Land art is an artistic stream of contemporary trends that set aside exposure to museums and galleries. This art showcases nature and the landscape and uses raw materials like wood, earth, rocks or branches, etc. An overview of the subject.
Land art, a creative concept in harmony with nature!
Land art is one of the new trends in contemporary art and emerged in the 1960s. This artistic trend was carried by artists wishing to bring the art out of museums and galleries. This art reflects above all the natural world and the artists intervene on the components of space and landscape. They use natural materials like hay, branches, foliage, or rocks. Most of the time, the works are ephemeral as their installation evolves until they biodegrade over time. Generally, works are done outdoors, subject to natural erosion, and exposed to the elements of nature. This is one of the reasons why some land artworks eventually disappear. Art lovers who do not have the opportunity to see them first-hand appreciate it largely through videos and photos.
Goals of Land art
Land art tries to escape the traditional notions of the exhibition in galleries and museums. Artists want to reinvent forms of expression and places to offer their creations new, urban and natural spaces. They want to launch the principle of installation in nature and simultaneously develop their interest in raw natural materials. Earth is thus the most privileged material with its high symbolism. Land art also offers a new version of the artistic treatment of nature and the landscape.
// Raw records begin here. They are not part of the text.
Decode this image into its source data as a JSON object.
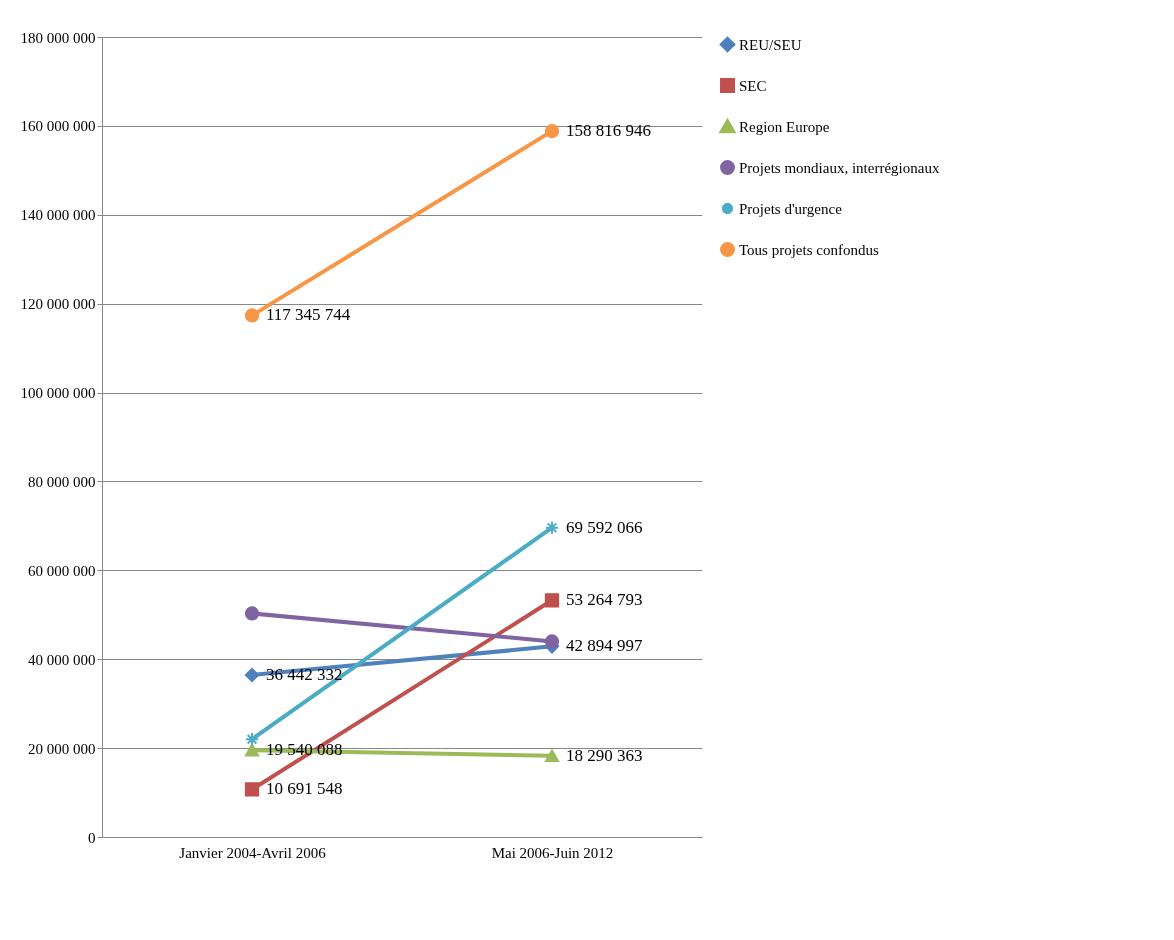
{
  "chart_data": {
    "type": "line",
    "categories": [
      "Janvier 2004-Avril 2006",
      "Mai 2006-Juin 2012"
    ],
    "series": [
      {
        "name": "REU/SEU",
        "color": "#4f81bd",
        "marker": "diamond",
        "values": [
          36442332,
          42894997
        ],
        "value_labels": [
          "36 442 332",
          "42 894 997"
        ]
      },
      {
        "name": "SEC",
        "color": "#c0504d",
        "marker": "square",
        "values": [
          10691548,
          53264793
        ],
        "value_labels": [
          "10 691 548",
          "53 264 793"
        ]
      },
      {
        "name": "Region Europe",
        "color": "#9bbb59",
        "marker": "triangle",
        "values": [
          19540088,
          18290363
        ],
        "value_labels": [
          "19 540 088",
          "18 290 363"
        ]
      },
      {
        "name": "Projets mondiaux, interrégionaux",
        "color": "#8064a2",
        "marker": "circle",
        "values": [
          50300000,
          44000000
        ]
      },
      {
        "name": "Projets d'urgence",
        "color": "#4bacc6",
        "marker": "cross",
        "values": [
          22000000,
          69592066
        ],
        "value_labels": [
          null,
          "69 592 066"
        ]
      },
      {
        "name": "Tous projets confondus",
        "color": "#f79646",
        "marker": "circle",
        "values": [
          117345744,
          158816946
        ],
        "value_labels": [
          "117 345 744",
          "158 816 946"
        ]
      }
    ],
    "ylim": [
      0,
      180000000
    ],
    "yticks": [
      0,
      {
        "value": 20000000,
        "label": "20 000 000"
      },
      {
        "value": 40000000,
        "label": "40 000 000"
      },
      {
        "value": 60000000,
        "label": "60 000 000"
      },
      {
        "value": 80000000,
        "label": "80 000 000"
      },
      {
        "value": 100000000,
        "label": "100 000 000"
      },
      {
        "value": 120000000,
        "label": "120 000 000"
      },
      {
        "value": 140000000,
        "label": "140 000 000"
      },
      {
        "value": 160000000,
        "label": "160 000 000"
      },
      {
        "value": 180000000,
        "label": "180 000 000"
      }
    ],
    "grid": "y",
    "legend": "right"
  }
}
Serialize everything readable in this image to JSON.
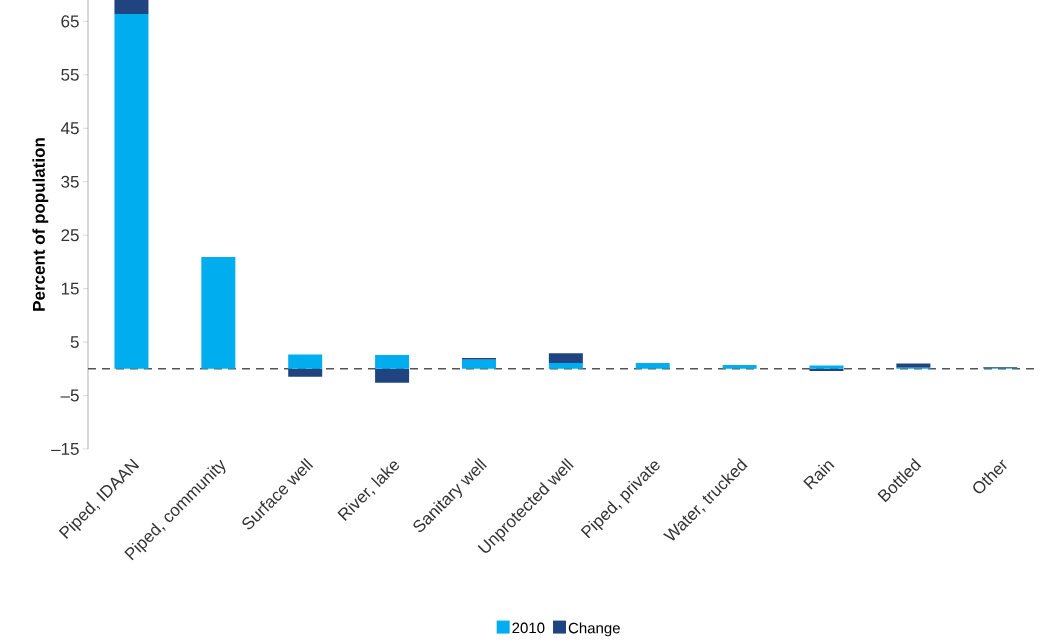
{
  "chart_data": {
    "type": "bar",
    "stacked": true,
    "ylabel": "Percent of population",
    "categories": [
      "Piped, IDAAN",
      "Piped, community",
      "Surface well",
      "River, lake",
      "Sanitary well",
      "Unprotected well",
      "Piped, private",
      "Water, trucked",
      "Rain",
      "Bottled",
      "Other"
    ],
    "series": [
      {
        "name": "2010",
        "color": "#00aeef",
        "values": [
          66.4,
          20.9,
          2.7,
          2.6,
          1.7,
          1.1,
          1.1,
          0.7,
          0.6,
          0.2,
          0.1
        ]
      },
      {
        "name": "Change",
        "color": "#1f4480",
        "values": [
          2.6,
          null,
          -1.5,
          -2.6,
          0.3,
          1.8,
          null,
          null,
          -0.4,
          0.8,
          0.2
        ]
      }
    ],
    "ylim": [
      -15,
      69
    ],
    "yticks": [
      {
        "value": -15,
        "label": "–15"
      },
      {
        "value": -5,
        "label": "–5"
      },
      5,
      15,
      25,
      35,
      45,
      55,
      65
    ],
    "ref_lines": [
      {
        "axis": "y",
        "value": 0,
        "color": "#555555",
        "line_style": "dashed"
      }
    ],
    "legend": "bottom"
  }
}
This is at the same time minimal, monumental, and conceptual.
The core pillars of Land art
The emblematic artists of Land art are Walter de Maria, Michael Heizer, Richard Long, Robert Smithson, and Nils Udo. These artists intervene in the landscape and modify it in a lasting or temporary way. They are inspired by sacred and archaeological sites and establish an intimate union with nature. Most artists add foreign elements to their works and others simply use existing substances and materials. Walter de Maria, for example, fills the floors of the galleries with a layer of compost and is among the leaders of “earthwork”.